An access token should appear (and you will also get an email to notify you that it has been created).

Important

Note: Once you navigate away from this page, the token will disappear and never come back again, so make sure you copy it to the clipboard.

In Databricks

Within Databricks (once you’ve logged into UDAL and authenticated yourself as many times as it has deemed necessary today):

Connecting with your token

  1. Click on your profile in the top right and then Settings.

  1. Then click Linked Accounts.

  1. Populate the form with GitHub as the Git Provider and your own user name. This is where you can paste your Personal Access Token.

Tip

Remember: you can’t copy and paste from outside UDAL…

Working with repos

Creating a repo reminder

  1. If you do not already have a repo you want to clone, you can create one on GitHub. Feel free to use the SE github template which will initialise a repo with a gitignore, SOP folder and template, and README template with some key reporting info for you to easily edit.
Important

Remember to create your repo in the nhsengland area, not your personal GitHub, otherwise when you transfer it you will lose your admin privileges! You should also add the South East D&A Team and the everyone team to the permissions.

Now that you have a repo to clone…

Cloning a repo

  1. In your Home (personal) area of Databricks, click Create and then Git Folder.

or go via the big New button in the top left.
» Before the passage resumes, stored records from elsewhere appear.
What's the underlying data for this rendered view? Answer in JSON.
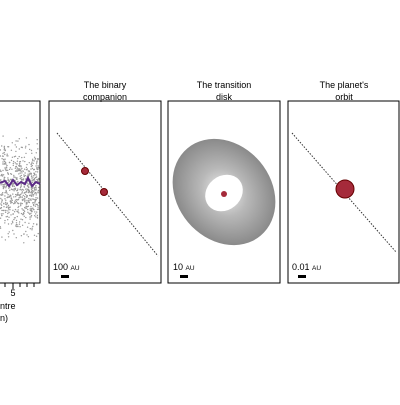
{
  "panels": [
    {
      "tick_label": "5",
      "axis_label": [
        "ntre",
        "n)"
      ]
    },
    {
      "title": [
        "The binary",
        "companion"
      ],
      "scale": {
        "value": "100",
        "unit": "AU"
      }
    },
    {
      "title": [
        "The transition",
        "disk"
      ],
      "scale": {
        "value": "10",
        "unit": "AU"
      }
    },
    {
      "title": [
        "The planet's",
        "orbit"
      ],
      "scale": {
        "value": "0.01",
        "unit": "AU"
      }
    }
  ]
}
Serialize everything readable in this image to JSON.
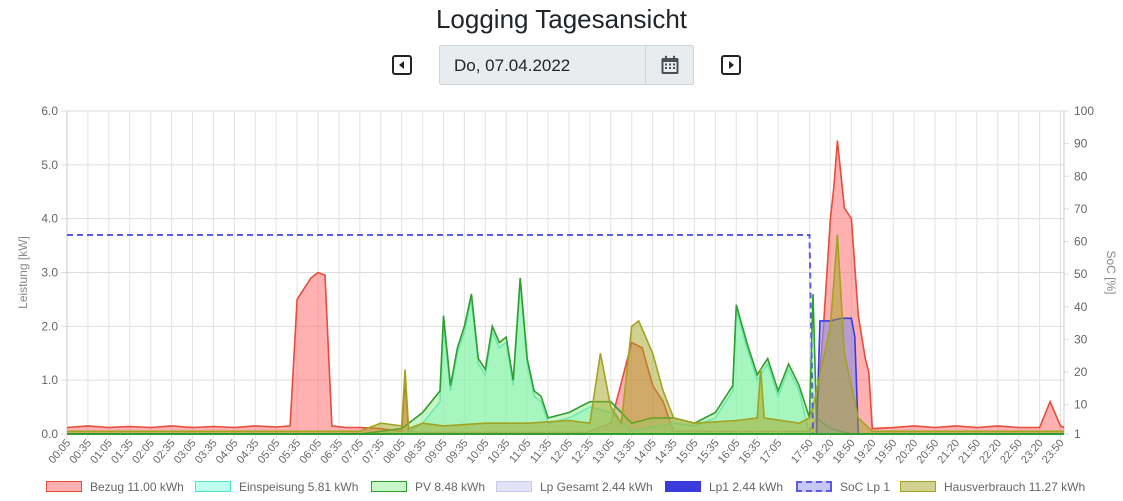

  1. Copy the repo URL into this box and give your folder a name.

You can get the repo URL from GitHub. Navigate to the repo and click the big <>Code button.

When you’ve done, it should look something like this:

You are now ✨Connected

Maintaining your repo

The Git Window

Click on the branch name to open the Git window.

From here you can manage branches, commits, and everything else that you might want to do. You can also open the repo in GitHub from this pane.

Pull changes to the repository

Make sure you get the latest version of the repo before you begin using it. Within the Git window, click Pull in the top right corner. Confirm that you’re happy to pull changes.

Create a branch

Creating a branch is as simple as selecting Create Branch in the Git window and giving it a name. You can now work from this new branch.

You can see which branch you are working from in the repository.

Tip

Remember to only make changes outside of the main branch. Only fully complete and QA’d code should be on the main branch.

Push changes

Once you’ve made any changes, open up the Git window. Any files which have been changed will appear on the left with the changes on the right. Select which changes to commit and add any commit messages before hitting Commit & Push. Notice that the Databricks integration pushes commits automatically.

Tip

Remember that you can roll back commits, so feel free to stage your commits (make multiple smaller commits) to make it easier to roll back only what you need to.

Pull requests can be handled and old branches deleted in the normal way on GitHub.

Tip

You can assign your QA’er to the pull request to perform the QA and make the final merge.

The gitignore

Any files that you want to ignore can be added to the gitignore using the relative file path.